I have to test for normality to know if I go the ANOVA route or the Kruskal-Wallis route and I don't know how to go about it. I have an experiment with the setup shown in the attached image. I have several treatments, within each treatment I may or may not have independent reactors (depending on the variable in question) and within each reactor I have several samples. The object of my research are the DIFFERENCES BETWEEN TREATMENTS, not between reactors Where and with what data should I test for normality?

1.- I think "Situation A" is simple (I emphasize "think" and "simple"): I take all samples within a given treatment and determine their normality; if they are normal, then I move on to the next treatment, take all its samples and determine, and repeat until all treatments are independently normal (ANOVA) or until one is not (transformation and repeat process; if still not normal, use Kruskal-Wallis)

2.- Situation B is much more complex (for me, anyway). As my interest are the differences between treatments, I would apply my normality analysis at the Treatment level, but with what data? The average value of each reactor within the treatment? Or each and every sample within the given treatment (no averages)? Furthermore, if I go for residual analysis, how should I calculate the residuals within each treatment, each sample VS the average of the reactor they were taken from or each sample VS the average of the whole treatment?

For starters, I wish to use Shapiro-Wilk and skewness on the actual numerical values and Q-Q plots constructed with the residuals. Is there any non-visual test for residuals? For example, could I also apply Shapiro-Wilk on the residuals? Would that make sense?

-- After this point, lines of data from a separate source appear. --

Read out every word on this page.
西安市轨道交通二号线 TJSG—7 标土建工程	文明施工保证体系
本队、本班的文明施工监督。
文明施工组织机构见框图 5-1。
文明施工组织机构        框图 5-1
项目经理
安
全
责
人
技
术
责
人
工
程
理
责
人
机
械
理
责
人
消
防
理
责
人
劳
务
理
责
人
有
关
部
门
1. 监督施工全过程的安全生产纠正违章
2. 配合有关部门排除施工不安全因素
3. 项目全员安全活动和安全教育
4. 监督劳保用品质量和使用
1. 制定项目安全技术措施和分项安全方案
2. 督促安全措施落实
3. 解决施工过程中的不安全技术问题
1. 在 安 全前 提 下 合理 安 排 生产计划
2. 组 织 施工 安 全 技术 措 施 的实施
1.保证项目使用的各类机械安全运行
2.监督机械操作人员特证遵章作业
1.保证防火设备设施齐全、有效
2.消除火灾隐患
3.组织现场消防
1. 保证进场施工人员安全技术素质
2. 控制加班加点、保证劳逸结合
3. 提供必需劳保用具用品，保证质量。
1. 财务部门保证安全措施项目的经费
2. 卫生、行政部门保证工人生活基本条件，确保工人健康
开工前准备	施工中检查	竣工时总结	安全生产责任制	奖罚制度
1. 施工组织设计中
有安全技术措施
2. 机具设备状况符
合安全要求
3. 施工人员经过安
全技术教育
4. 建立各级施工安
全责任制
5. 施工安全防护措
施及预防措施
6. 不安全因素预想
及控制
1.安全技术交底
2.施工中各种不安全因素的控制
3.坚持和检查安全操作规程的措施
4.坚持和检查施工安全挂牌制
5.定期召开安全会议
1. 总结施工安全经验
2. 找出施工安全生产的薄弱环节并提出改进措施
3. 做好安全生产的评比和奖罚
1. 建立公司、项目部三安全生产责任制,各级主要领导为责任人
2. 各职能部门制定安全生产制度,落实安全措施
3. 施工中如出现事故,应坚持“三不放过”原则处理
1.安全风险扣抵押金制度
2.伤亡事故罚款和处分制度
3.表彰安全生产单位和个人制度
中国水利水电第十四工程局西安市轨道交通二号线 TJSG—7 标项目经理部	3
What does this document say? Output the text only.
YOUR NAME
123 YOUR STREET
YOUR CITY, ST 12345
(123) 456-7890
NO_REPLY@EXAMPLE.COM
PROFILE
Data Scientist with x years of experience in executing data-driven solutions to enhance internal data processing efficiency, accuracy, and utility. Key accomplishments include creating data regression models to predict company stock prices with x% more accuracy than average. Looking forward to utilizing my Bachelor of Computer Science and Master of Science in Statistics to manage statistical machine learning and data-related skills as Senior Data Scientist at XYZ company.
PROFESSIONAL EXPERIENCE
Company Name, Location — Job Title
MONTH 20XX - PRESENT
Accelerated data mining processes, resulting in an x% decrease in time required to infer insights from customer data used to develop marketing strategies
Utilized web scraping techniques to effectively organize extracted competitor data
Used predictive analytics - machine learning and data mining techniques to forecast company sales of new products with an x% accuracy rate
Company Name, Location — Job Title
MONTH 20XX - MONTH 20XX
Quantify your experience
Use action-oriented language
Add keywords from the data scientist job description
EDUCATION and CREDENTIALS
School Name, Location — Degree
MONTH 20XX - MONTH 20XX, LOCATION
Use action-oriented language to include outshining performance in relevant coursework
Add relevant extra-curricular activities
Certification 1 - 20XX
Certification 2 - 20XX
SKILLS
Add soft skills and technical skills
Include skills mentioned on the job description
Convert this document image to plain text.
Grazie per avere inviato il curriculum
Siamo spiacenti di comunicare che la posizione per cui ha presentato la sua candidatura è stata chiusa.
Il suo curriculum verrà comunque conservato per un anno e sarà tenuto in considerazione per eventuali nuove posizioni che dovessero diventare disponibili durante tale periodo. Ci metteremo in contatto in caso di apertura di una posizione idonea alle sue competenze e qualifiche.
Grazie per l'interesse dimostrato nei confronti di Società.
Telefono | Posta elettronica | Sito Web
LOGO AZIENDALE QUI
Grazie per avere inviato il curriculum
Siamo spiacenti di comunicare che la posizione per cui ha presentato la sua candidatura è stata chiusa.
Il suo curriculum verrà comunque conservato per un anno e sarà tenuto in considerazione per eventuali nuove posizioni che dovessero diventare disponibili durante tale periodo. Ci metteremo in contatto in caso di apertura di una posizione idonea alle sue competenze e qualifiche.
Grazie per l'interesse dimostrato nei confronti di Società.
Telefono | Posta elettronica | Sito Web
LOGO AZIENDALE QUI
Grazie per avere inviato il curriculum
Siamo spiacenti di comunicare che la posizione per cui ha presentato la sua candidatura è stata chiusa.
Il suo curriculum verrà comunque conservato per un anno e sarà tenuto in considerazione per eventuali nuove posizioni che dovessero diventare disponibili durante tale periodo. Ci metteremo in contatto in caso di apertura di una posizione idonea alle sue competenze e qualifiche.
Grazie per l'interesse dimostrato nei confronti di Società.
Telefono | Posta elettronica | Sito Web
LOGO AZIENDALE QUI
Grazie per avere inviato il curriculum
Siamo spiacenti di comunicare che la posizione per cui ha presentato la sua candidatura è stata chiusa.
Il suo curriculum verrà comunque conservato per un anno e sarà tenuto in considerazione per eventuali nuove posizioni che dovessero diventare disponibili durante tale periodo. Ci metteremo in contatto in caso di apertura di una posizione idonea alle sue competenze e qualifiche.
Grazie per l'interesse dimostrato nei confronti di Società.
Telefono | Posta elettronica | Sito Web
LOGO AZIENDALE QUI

I know there are considerations on the sample size and I know its a very candid discussion if one should even test for normality because of this and how to go about it. I just need to know how to go about this within the context of my question and the structure of my experiment, I know it's reprehensible that I don't want to go in depth into the why's and how's of statistics but I've tried to find an answer and have not been able to get anything done so far.



Well-Known Member
The normality applies to the residuals, not the data itself.
Many folk are happy with looking at a normal plot of all the residuals as a group. If there is a strong pattern away from the straight line, then this may indicate that the model can be improved with a transformation, say, rather than using a non parametric test on a weaker model. A second "eye" test is to plot all the residuals as a group against the predicted values. There should be no obvious pattern here. In my opinion formal tests are of limited value.
In situation A use the residuals from the ANOVA. In situation B, the samples are nested in the reactors so the test values are the average of the samples from each reactor.